Movies

Ray Donovan: The Movie TV Review


Plot: The Movie picks up where season seven left off, with Mickey in the wind and Ray determined to find and stop him before he can cause any more carnage. The film also weaves together the present-day fallout from the Donovan/Sullivan feud with Ray and Mickey’s origin story from 30 years ago.

Review: Ray Donovan was unceremoniously canceled by Showtime back in February 2020. With the eighth season planned to be the last, series creator David Hollander was left with many plot elements hanging and fans without a satisfying conclusion. A year later, star Liev Schrieber announced a feature-length movie that would wrap the storylines of the Donovan clan with Hollander behind the camera. Schrieber and Hollander collaborated on the script for the movie which is finally arriving to wrap the tale of Ray’s long-simmering showdown with his father, Mickey (Jon Voight). The result, even for hardcore fans of Ray Donovan, is somewhat underwhelming and almost makes the sting of the series’ cancellation feel that much worse.

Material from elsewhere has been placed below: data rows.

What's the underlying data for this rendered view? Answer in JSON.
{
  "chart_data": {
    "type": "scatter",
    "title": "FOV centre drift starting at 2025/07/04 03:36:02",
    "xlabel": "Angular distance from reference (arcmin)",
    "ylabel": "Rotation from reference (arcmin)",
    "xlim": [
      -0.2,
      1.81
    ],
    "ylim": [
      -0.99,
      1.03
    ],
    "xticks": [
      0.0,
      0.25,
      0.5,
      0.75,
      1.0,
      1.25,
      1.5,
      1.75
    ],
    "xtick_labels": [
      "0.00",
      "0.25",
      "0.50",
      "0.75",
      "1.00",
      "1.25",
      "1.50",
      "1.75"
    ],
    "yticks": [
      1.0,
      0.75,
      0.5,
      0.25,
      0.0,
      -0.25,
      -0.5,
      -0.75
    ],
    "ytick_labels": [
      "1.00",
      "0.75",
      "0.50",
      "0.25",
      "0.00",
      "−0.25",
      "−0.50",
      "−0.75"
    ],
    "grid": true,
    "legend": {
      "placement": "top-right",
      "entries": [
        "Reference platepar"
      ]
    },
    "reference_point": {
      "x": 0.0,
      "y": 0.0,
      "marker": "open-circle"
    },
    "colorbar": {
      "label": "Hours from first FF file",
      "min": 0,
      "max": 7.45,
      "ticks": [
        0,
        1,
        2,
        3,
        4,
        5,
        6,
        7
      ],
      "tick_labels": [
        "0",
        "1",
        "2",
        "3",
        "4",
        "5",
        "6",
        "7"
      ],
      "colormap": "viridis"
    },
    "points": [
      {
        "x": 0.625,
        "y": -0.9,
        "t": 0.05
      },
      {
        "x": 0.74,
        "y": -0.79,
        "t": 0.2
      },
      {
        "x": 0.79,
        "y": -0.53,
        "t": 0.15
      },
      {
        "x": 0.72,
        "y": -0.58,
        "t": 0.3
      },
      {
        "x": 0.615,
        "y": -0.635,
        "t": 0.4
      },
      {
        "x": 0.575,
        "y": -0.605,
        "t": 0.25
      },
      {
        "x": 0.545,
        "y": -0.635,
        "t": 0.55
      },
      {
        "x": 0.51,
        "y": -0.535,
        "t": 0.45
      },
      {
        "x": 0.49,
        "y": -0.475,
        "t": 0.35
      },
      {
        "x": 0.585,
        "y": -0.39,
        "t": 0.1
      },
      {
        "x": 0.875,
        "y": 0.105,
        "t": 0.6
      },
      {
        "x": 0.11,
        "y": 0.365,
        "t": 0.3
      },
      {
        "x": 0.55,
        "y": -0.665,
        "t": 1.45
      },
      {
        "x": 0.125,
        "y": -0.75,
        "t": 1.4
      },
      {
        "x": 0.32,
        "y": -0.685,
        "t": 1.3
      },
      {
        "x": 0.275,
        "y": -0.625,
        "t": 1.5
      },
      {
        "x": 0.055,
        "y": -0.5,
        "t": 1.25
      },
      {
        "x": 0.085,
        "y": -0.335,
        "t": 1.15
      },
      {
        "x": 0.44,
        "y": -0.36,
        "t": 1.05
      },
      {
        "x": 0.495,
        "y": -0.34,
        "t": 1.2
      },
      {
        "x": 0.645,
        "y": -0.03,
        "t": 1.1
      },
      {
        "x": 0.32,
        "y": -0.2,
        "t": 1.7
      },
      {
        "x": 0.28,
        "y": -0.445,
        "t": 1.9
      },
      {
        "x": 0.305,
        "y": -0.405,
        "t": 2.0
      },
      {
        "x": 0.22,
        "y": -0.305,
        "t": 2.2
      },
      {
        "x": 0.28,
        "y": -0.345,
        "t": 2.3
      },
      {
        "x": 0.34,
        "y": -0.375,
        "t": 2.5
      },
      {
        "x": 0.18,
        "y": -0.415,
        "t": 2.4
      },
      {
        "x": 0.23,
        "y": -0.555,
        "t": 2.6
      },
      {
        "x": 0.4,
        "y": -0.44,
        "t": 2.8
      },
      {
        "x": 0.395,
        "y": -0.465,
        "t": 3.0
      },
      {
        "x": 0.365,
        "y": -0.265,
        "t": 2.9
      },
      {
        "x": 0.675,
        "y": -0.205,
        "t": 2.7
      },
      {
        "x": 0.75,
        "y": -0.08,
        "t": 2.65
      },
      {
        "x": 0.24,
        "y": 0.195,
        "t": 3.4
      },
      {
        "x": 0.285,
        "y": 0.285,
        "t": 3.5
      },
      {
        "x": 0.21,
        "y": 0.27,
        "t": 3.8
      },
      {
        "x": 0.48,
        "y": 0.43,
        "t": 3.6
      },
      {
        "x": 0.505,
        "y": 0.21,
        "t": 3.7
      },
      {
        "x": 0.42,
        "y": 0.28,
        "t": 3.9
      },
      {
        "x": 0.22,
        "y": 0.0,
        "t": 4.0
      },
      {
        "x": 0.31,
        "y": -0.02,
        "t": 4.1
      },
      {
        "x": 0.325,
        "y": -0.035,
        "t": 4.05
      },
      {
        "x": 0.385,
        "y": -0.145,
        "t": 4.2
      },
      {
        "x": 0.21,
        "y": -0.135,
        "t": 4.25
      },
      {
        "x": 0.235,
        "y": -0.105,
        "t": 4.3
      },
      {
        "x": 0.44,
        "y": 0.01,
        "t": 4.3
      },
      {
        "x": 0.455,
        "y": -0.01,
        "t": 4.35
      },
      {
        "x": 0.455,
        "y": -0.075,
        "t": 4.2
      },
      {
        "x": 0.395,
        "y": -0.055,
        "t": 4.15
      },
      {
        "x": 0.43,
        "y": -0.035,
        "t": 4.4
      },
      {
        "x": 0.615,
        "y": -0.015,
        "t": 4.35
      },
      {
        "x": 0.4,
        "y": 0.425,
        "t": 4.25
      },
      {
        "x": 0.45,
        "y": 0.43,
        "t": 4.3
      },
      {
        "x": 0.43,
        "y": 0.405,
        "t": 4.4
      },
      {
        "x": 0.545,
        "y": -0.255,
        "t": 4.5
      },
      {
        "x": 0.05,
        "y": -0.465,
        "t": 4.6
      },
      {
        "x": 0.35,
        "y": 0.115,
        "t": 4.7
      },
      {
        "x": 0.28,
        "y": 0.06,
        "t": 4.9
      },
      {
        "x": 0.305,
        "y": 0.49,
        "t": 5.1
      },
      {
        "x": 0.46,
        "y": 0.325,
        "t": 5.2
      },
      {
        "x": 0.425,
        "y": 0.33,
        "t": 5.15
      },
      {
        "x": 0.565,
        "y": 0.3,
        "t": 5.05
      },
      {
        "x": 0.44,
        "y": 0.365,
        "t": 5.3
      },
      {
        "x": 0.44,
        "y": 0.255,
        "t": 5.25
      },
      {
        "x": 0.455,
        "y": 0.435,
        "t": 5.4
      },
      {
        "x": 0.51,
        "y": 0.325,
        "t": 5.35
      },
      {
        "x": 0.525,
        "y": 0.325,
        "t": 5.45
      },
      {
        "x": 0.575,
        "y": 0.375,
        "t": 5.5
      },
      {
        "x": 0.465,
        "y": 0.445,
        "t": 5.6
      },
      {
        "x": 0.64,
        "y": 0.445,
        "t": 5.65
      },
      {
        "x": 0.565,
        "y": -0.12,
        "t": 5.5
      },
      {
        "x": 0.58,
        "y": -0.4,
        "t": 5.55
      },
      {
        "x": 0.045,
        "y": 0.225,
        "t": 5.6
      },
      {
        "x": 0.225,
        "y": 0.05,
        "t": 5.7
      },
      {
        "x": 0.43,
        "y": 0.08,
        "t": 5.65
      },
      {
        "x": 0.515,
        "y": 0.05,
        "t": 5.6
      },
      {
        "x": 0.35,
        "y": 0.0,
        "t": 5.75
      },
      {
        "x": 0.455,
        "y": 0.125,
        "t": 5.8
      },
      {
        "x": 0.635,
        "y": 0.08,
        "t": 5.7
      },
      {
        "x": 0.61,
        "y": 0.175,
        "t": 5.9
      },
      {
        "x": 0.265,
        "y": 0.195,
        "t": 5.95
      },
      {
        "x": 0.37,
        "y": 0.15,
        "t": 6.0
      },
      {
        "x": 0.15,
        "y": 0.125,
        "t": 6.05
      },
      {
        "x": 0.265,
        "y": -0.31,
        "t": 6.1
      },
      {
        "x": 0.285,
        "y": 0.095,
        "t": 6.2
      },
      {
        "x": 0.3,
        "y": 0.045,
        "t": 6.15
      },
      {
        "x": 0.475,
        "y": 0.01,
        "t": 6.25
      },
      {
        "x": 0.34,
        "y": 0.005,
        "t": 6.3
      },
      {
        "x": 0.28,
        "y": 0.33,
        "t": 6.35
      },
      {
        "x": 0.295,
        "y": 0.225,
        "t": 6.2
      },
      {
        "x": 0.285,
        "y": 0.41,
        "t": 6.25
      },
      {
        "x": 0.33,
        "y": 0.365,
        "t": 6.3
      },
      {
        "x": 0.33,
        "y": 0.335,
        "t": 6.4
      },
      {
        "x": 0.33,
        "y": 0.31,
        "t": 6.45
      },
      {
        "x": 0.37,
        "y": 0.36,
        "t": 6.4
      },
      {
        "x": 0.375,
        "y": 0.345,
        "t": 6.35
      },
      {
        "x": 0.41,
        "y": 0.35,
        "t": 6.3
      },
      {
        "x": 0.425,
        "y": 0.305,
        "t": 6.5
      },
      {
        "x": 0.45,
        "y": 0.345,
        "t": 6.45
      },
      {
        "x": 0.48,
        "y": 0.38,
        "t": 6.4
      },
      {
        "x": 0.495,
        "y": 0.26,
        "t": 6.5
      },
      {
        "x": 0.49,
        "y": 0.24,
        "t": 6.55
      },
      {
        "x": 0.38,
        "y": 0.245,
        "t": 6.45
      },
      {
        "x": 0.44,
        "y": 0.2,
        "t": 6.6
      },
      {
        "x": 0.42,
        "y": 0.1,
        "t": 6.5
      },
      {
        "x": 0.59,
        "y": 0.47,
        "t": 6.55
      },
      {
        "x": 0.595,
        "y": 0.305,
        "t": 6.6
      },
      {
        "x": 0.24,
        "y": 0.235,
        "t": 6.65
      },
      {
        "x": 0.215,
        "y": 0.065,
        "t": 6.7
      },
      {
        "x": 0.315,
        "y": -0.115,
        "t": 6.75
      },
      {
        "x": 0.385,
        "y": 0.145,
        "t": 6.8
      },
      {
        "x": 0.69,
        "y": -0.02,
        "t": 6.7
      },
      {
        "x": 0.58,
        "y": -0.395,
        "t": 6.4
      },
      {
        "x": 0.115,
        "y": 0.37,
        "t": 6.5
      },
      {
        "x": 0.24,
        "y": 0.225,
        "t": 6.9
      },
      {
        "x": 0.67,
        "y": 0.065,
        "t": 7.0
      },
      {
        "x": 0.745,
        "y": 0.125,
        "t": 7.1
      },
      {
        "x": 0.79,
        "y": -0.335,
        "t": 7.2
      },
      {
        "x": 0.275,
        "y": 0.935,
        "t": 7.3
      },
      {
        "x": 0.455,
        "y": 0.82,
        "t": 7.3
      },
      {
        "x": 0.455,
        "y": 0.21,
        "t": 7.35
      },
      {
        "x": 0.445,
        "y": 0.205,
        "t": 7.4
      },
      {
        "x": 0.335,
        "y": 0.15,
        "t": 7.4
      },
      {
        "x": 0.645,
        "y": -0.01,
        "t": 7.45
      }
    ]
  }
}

Through a three-minute, dialogue-free opening recap, we see a quick summary of the seven seasons worth of tension between the Donovan father and son. Then, the cliffhanger ending of season seven is shown, featuring the death of Declan Sullivan (Kevin Corrigan), James Sullivan (Peter Gerety), and Smitty (Graham Rogers). Ray then begins recounting his sins over a phone call with Dr. Arthur Amiot (Alan Alda) which frames the narrative of the movie. What follows over the next hour and a half is a blend of Ray’s search for Mickey with flashbacks to his youth, giving more insight into how Mickey became the catastrophic presence in his family.

Part of the problem with Ray Donovan as a series is that it shifted away from what it was about. The show started as the story of a Hollywood fixer who could get celebrities out of the stickiest situations. As good as Liev Schrieber and Jon Voight have been, and they have the Emmy nominations to support that, the series always felt like a pulpier take on high-quality premium cable series. By shifting the focus away from the fixer storyline and making this really about Ray and his father, Ray Donovan began to feel like a New England version of The Sopranos. Mimicking better films and series, this show has always been familiar and safe and never quite became what it could have been. Ray Donovan: The Movie is no different.

Similar to The Sopranos prequel, The Many Saints of Newark, Ray Donovan: The Movie gives us extended flashes back to the death of Ray’s sister which formed the basis for the rift between Ray and his father. In these scenes, young Ray (Chris Gray) and Mickey (Bill Heck) deal with the fall out of Bridget’s death and we get to meet many characters from Ray’s adult life. It is an intriguing story, to be sure, but forcing it into a single episode/movie feels rushed. So much of Ray Donovan: The Movie feels rushed and lacks any subtlety. This is a blunt, straightforward story that doesn’t really pack many surprises on its way to a fairly predictable ending.

It takes almost a full hour for the first intense moment of Ray Donovan: The Movie to take place and it is quickly followed by a flashback that derails the momentum of the sequence. The remainder of the film follows the same pattern, shifting from flashback to the main story to the wraparound conversation between Ray and Dr. Amiot. For almost two hours, this movie bounces between the three as it slowly builds to the inevitable conclusion. I wish I had more positive words to say about this movie but it pales compared to far more successful series endings like Deadwood: The Movie. That film managed to give the entire ensemble cast a chance to say goodbye whereas Ray Donovan: The Movie relegates many main characters to minor supporting roles.

Wrapping up eighty-two episodes worth of character development and plot in one hundred minutes is no easy task. Hollander and Schrieber know the ins and outs of the Donovan clan better than anyone and yet they fail to capture the immediacy of this story by spending more time lamenting, grieving, and reflecting. Nothing particularly cinematic occurs to make this feel like a feature film. This “movie” really feels like an extended episode. Had Ray Donovan had a full season to wrap everything up, this finale would have felt much different and earned the ending that this movie fails to deliver. But, after two years of waiting for an explosive conclusion, Ray Donovan: The Movie ends up sending the franchise out with a whimper.

Ray Donovan: The Movie premieres on January 14th on Showtime.